21st Oct 2004
High definition television explained
High definition television (hdtv) is a new type of digital television that has come to the forefront within the last 3 years. Digital television improves on conventional TVs by producing better pictures and better sound.
Digital television improves picture quality by changing the way pixels are activated. Pixels are the tiny dots on the television screen, noticeable on close inspection. Hundreds of thousands of these combine to form a picture on the television screen by lighting up in one of three primary colors – red, green or blue.
Pixels are arranged in lines from top to bottom with 480 lines being chosen as the standard for conventional analog televisions. Each row of pixels is also known as a line of resolution. In the original design, the pixels are activated when an electron gun shoots electron particles from the back of the tv and hit the screen, lighting up each pixel. Unfortunately, the electron gun was technologically limited in that it was not fast enough to shoot enough electrons at the screen to light up all 480 lines of resolution in an instant that was also not noticeable to the naked eye. Consequently, the electron gun was designed so as to light up each odd line of resolution and then each even line of resolution. To the naked eye, the picture then appeared smooth (unless compared to the new technologies). This was known as 480 interlaced.
This technology stayed the same for over 60 years until now. Now, digital television has revolutionized the technology behind the television.
Digital Equals Better
Digital tv is actually a term that encompasses a number of television formats. The two things in common amongst all these formats are that they are all broadcast digitally and that they all improve a regular television’s picture quality in some way.
The most basic of the digital television mediums is Standard Definition TV (sdtv). Sdtv still uses 480 lines of resolution and is interlaced. However, because it is digital, more pixels are lighted on each line of resolution as compared to analog broadcasts. The result is a sharper image. The improvement over regular analog television is equivalent to the improvement a dvd player has over a regular cable broadcast.

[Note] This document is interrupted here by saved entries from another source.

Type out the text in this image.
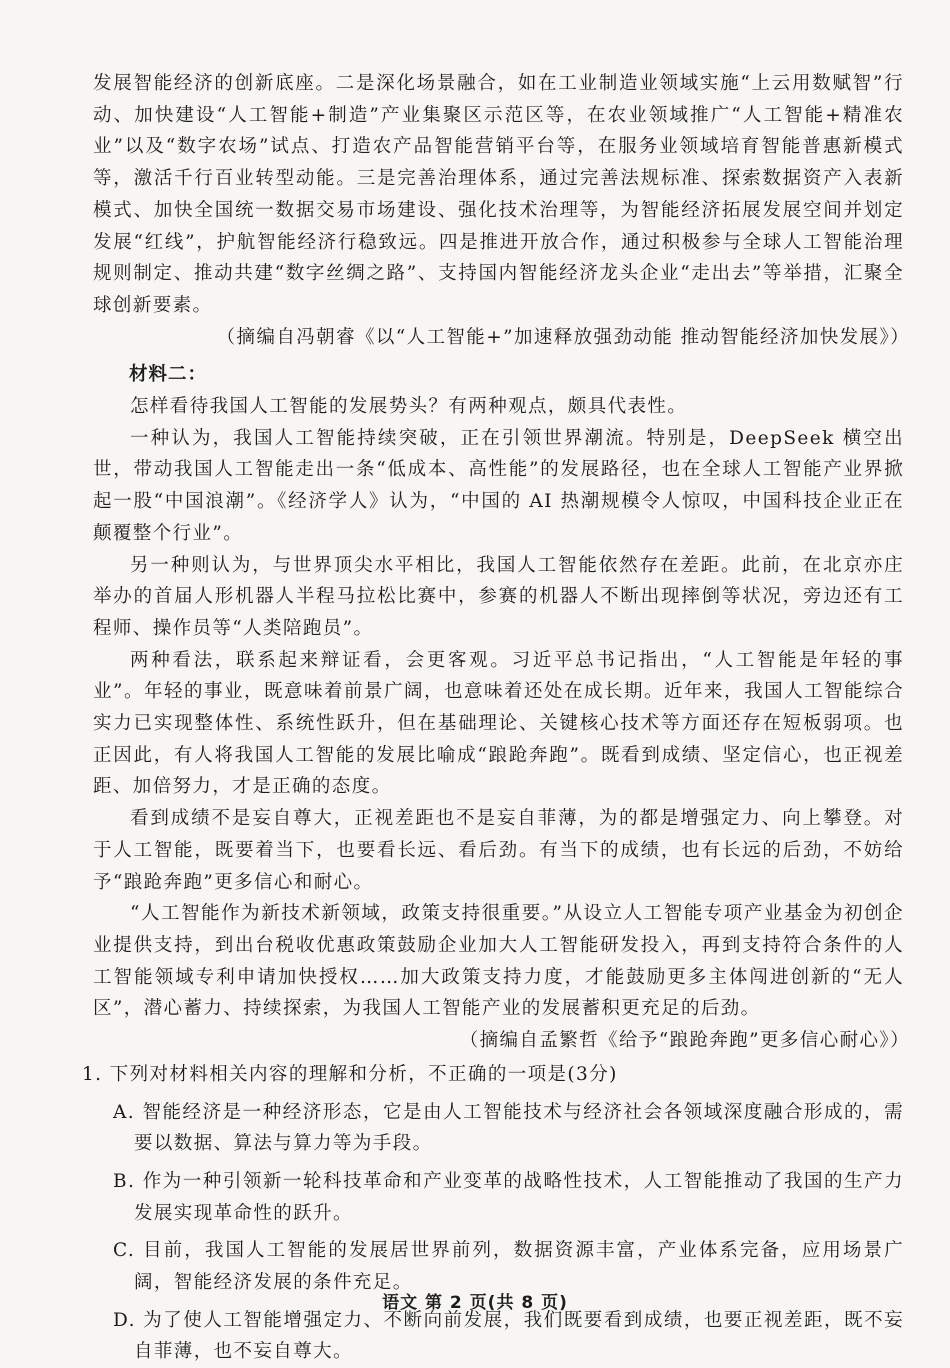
发展智能经济的创新底座。二是深化场景融合，如在工业制造业领域实施“上云用数赋智”行动、加快建设“人工智能+制造”产业集聚区示范区等，在农业领域推广“人工智能+精准农业”以及“数字农场”试点、打造农产品智能营销平台等，在服务业领域培育智能普惠新模式等，激活千行百业转型动能。三是完善治理体系，通过完善法规标准、探索数据资产入表新模式、加快全国统一数据交易市场建设、强化技术治理等，为智能经济拓展发展空间并划定发展“红线”，护航智能经济行稳致远。四是推进开放合作，通过积极参与全球人工智能治理规则制定、推动共建“数字丝绸之路”、支持国内智能经济龙头企业“走出去”等举措，汇聚全球创新要素。

（摘编自冯朝睿《以“人工智能+”加速释放强劲动能 推动智能经济加快发展》）

材料二：

怎样看待我国人工智能的发展势头？有两种观点，颇具代表性。

一种认为，我国人工智能持续突破，正在引领世界潮流。特别是，DeepSeek 横空出世，带动我国人工智能走出一条“低成本、高性能”的发展路径，也在全球人工智能产业界掀起一股“中国浪潮”。《经济学人》认为，“中国的 AI 热潮规模令人惊叹，中国科技企业正在颠覆整个行业”。

另一种则认为，与世界顶尖水平相比，我国人工智能依然存在差距。此前，在北京亦庄举办的首届人形机器人半程马拉松比赛中，参赛的机器人不断出现摔倒等状况，旁边还有工程师、操作员等“人类陪跑员”。

两种看法，联系起来辩证看，会更客观。习近平总书记指出，“人工智能是年轻的事业”。年轻的事业，既意味着前景广阔，也意味着还处在成长期。近年来，我国人工智能综合实力已实现整体性、系统性跃升，但在基础理论、关键核心技术等方面还存在短板弱项。也正因此，有人将我国人工智能的发展比喻成“踉跄奔跑”。既看到成绩、坚定信心，也正视差距、加倍努力，才是正确的态度。

看到成绩不是妄自尊大，正视差距也不是妄自菲薄，为的都是增强定力、向上攀登。对于人工智能，既要着当下，也要看长远、看后劲。有当下的成绩，也有长远的后劲，不妨给予“踉跄奔跑”更多信心和耐心。

“人工智能作为新技术新领域，政策支持很重要。”从设立人工智能专项产业基金为初创企业提供支持，到出台税收优惠政策鼓励企业加大人工智能研发投入，再到支持符合条件的人工智能领域专利申请加快授权……加大政策支持力度，才能鼓励更多主体闯进创新的“无人区”，潜心蓄力、持续探索，为我国人工智能产业的发展蓄积更充足的后劲。

（摘编自孟繁哲《给予“踉跄奔跑”更多信心耐心》）

1. 下列对材料相关内容的理解和分析，不正确的一项是(3分)

A. 智能经济是一种经济形态，它是由人工智能技术与经济社会各领域深度融合形成的，需要以数据、算法与算力等为手段。

B. 作为一种引领新一轮科技革命和产业变革的战略性技术，人工智能推动了我国的生产力发展实现革命性的跃升。

C. 目前，我国人工智能的发展居世界前列，数据资源丰富，产业体系完备，应用场景广阔，智能经济发展的条件充足。

D. 为了使人工智能增强定力、不断向前发展，我们既要看到成绩，也要正视差距，既不妄自菲薄，也不妄自尊大。

语文 第 2 页(共 8 页)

While sdtv is a major improvement over analog, there are higher digital formats capable of producing even better pictures. Enhanced digital television (edtv) is able to produce a picture by progressive scan rather than interlacing. In that case, the picture is shown at once since all the lines of resolution are lighted up sequentially rather than by interlace. This is known as 480 progressive or 480p.
Beyond SDTV and EDTV
Beyond edtv, there is the top of the line digital television, High Definition Television (hdtv). Unlike sdtv or edtv, hdtv televisions show pictures either in 720 progressive lines of resolution (720p) or 1,080 interlaced lines of resolution (1080i). Most people can’t tell the difference between the two and both are a huge improvement over both sdtv and edtv. Additional details such as the dust kicked up from a baseball player rounding third or the beads of sweat coming down a boxer’s face can clearly seen as if you are right in the action.

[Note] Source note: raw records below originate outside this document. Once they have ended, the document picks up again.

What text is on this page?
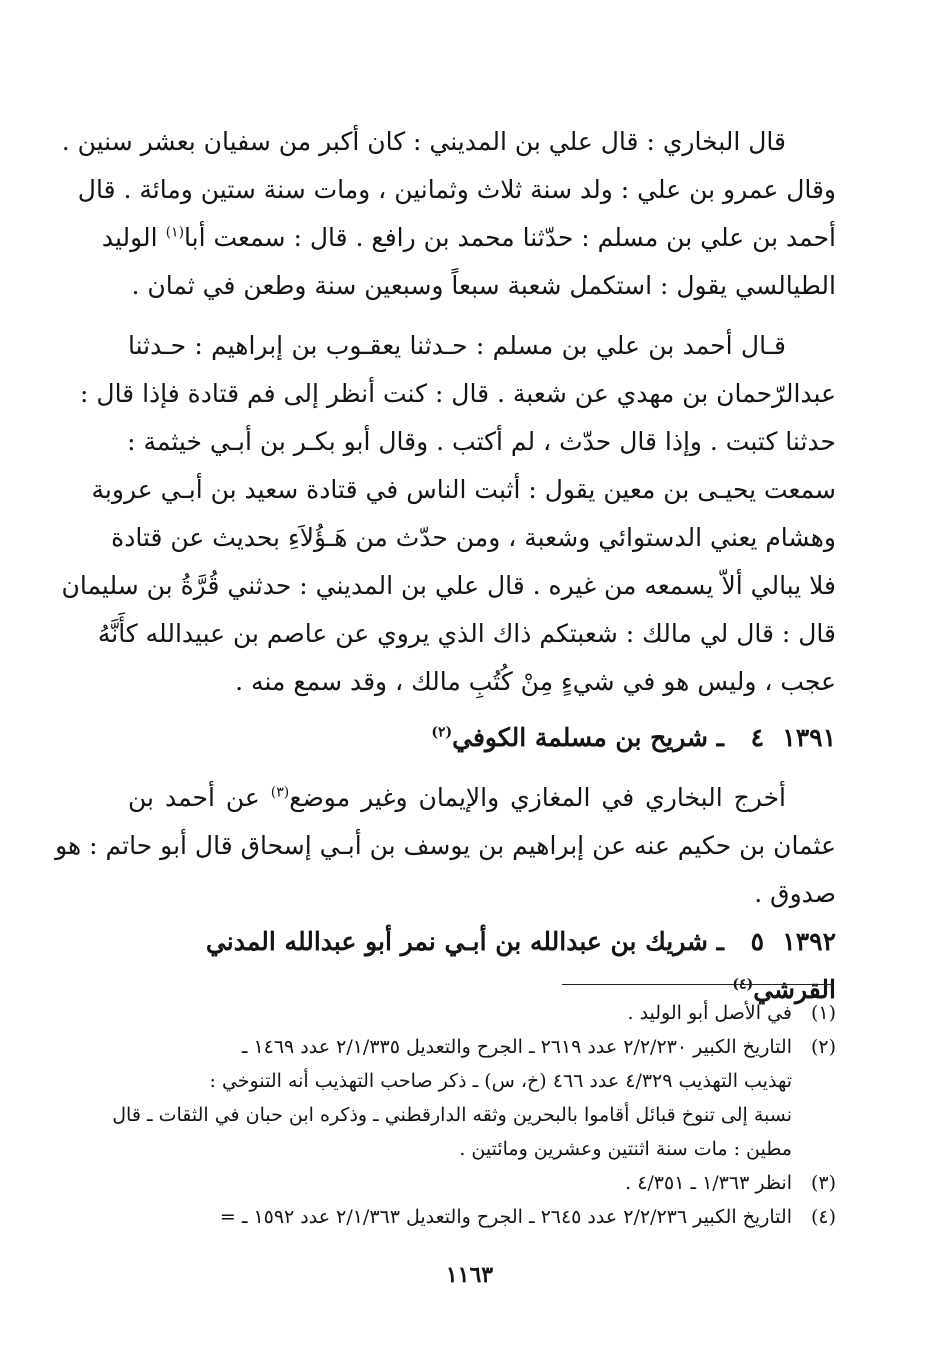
قال البخاري : قال علي بن المديني : كان أكبر من سفيان بعشر سنين .
وقال عمرو بن علي : ولد سنة ثلاث وثمانين ، ومات سنة ستين ومائة . قال
أحمد بن علي بن مسلم : حدّثنا محمد بن رافع . قال : سمعت أبا$^{(١)}$ الوليد
الطيالسي يقول : استكمل شعبة سبعاً وسبعين سنة وطعن في ثمان .

قـال أحمد بن علي بن مسلم : حـدثنا يعقـوب بن إبراهيم : حـدثنا
عبدالرّحمان بن مهدي عن شعبة . قال : كنت أنظر إلى فم قتادة فإذا قال :
حدثنا كتبت . وإذا قال حدّث ، لم أكتب . وقال أبو بكـر بن أبـي خيثمة :
سمعت يحيـى بن معين يقول : أثبت الناس في قتادة سعيد بن أبـي عروبة
وهشام يعني الدستوائي وشعبة ، ومن حدّث من هَـؤُلاَءِ بحديث عن قتادة
فلا يبالي ألاّ يسمعه من غيره . قال علي بن المديني : حدثني قُرَّةُ بن سليمان
قال : قال لي مالك : شعبتكم ذاك الذي يروي عن عاصم بن عبيدالله كأَنَّهُ
عجب ، وليس هو في شيءٍ مِنْ كُتُبِ مالك ، وقد سمع منه .

١٣٩١٤ـ شريح بن مسلمة الكوفي$^{(٢)}$

أخرج البخاري في المغازي والإيمان وغير موضع$^{(٣)}$ عن أحمد بن
عثمان بن حكيم عنه عن إبراهيم بن يوسف بن أبـي إسحاق قال أبو حاتم : هو
صدوق .

١٣٩٢٥ـ شريك بن عبدالله بن أبـي نمر أبو عبدالله المدني القرشي$^{(٤)}$
(١)في الأصل أبو الوليد .
(٢)التاريخ الكبير ٢/٢/٢٣٠ عدد ٢٦١٩ ـ الجرح والتعديل ٢/١/٣٣٥ عدد ١٤٦٩ ـ
تهذيب التهذيب ٤/٣٢٩ عدد ٤٦٦ (خ، س) ـ ذكر صاحب التهذيب أنه التنوخي :
نسبة إلى تنوخ قبائل أقاموا بالبحرين وثقه الدارقطني ـ وذكره ابن حبان في الثقات ـ قال
مطين : مات سنة اثنتين وعشرين ومائتين .
(٣)انظر ١/٣٦٣ ـ ٤/٣٥١ .
(٤)التاريخ الكبير ٢/٢/٢٣٦ عدد ٢٦٤٥ ـ الجرح والتعديل ٢/١/٣٦٣ عدد ١٥٩٢ ـ =
١١٦٣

Wider Screen and More Action
Additionally, hdtv is shown in wide screen, 16:9 format whereas sdtv and edtv are shown in 4:3 format. This increases the “theater” experience at home. Wide screen means you’ll be able to see more of the action in a sports event, all of the stage in a music event and all of the angles in a movie.
Plug and Play
Since not all programs are broadcast in high definition, an hdtv has the ability to automatically switch to show shows that are broadcast either in analog, sdtv or edtv.
In addition to increased visual detail, hdtv broadcasts are in Dolby Digital surround audio format. Coupled with the stunning pictures an hdtv is capable of producing, surround sound completes the whole home theater experience. Surround sound in Dolby Digital is incredibly realistic and clear, and truly allows you to feel a part of the show. Keep in mind that most high definition televisions don’t come with any sound system so you’ll need to separately purchase a great system, but it is well worth it. After all, why would you want to pair up a Yugo-type sound system with a Ferrari-type television?
When shopping for a new digital television, keep in mind that a TV that is simply Digital cannot display HDTV information. A Digital TV can only display 480i or 480p images (SDTV and EDTV). These TVs are perfect for watching DVDs, or Digital broadcasts, but you won’t be able to take advantage of the higher quality HDTV has to offer (unless you have a true HDTV).
Also, be aware that hdtv-ready does not mean you are able to watch high definition shows. HDTV requires an HDTV tuner or receiver. For hdtv-ready sets, you’ll need to purchase those separately. This is meant to reduce the cost of the set or for consumers wanting to wait until there is more programming available on television in HD format. Still, even without the ability to receive HD signals, an hdtv-ready set represents a good compromise and is still capable of producing pictures better than sdtv and edtv.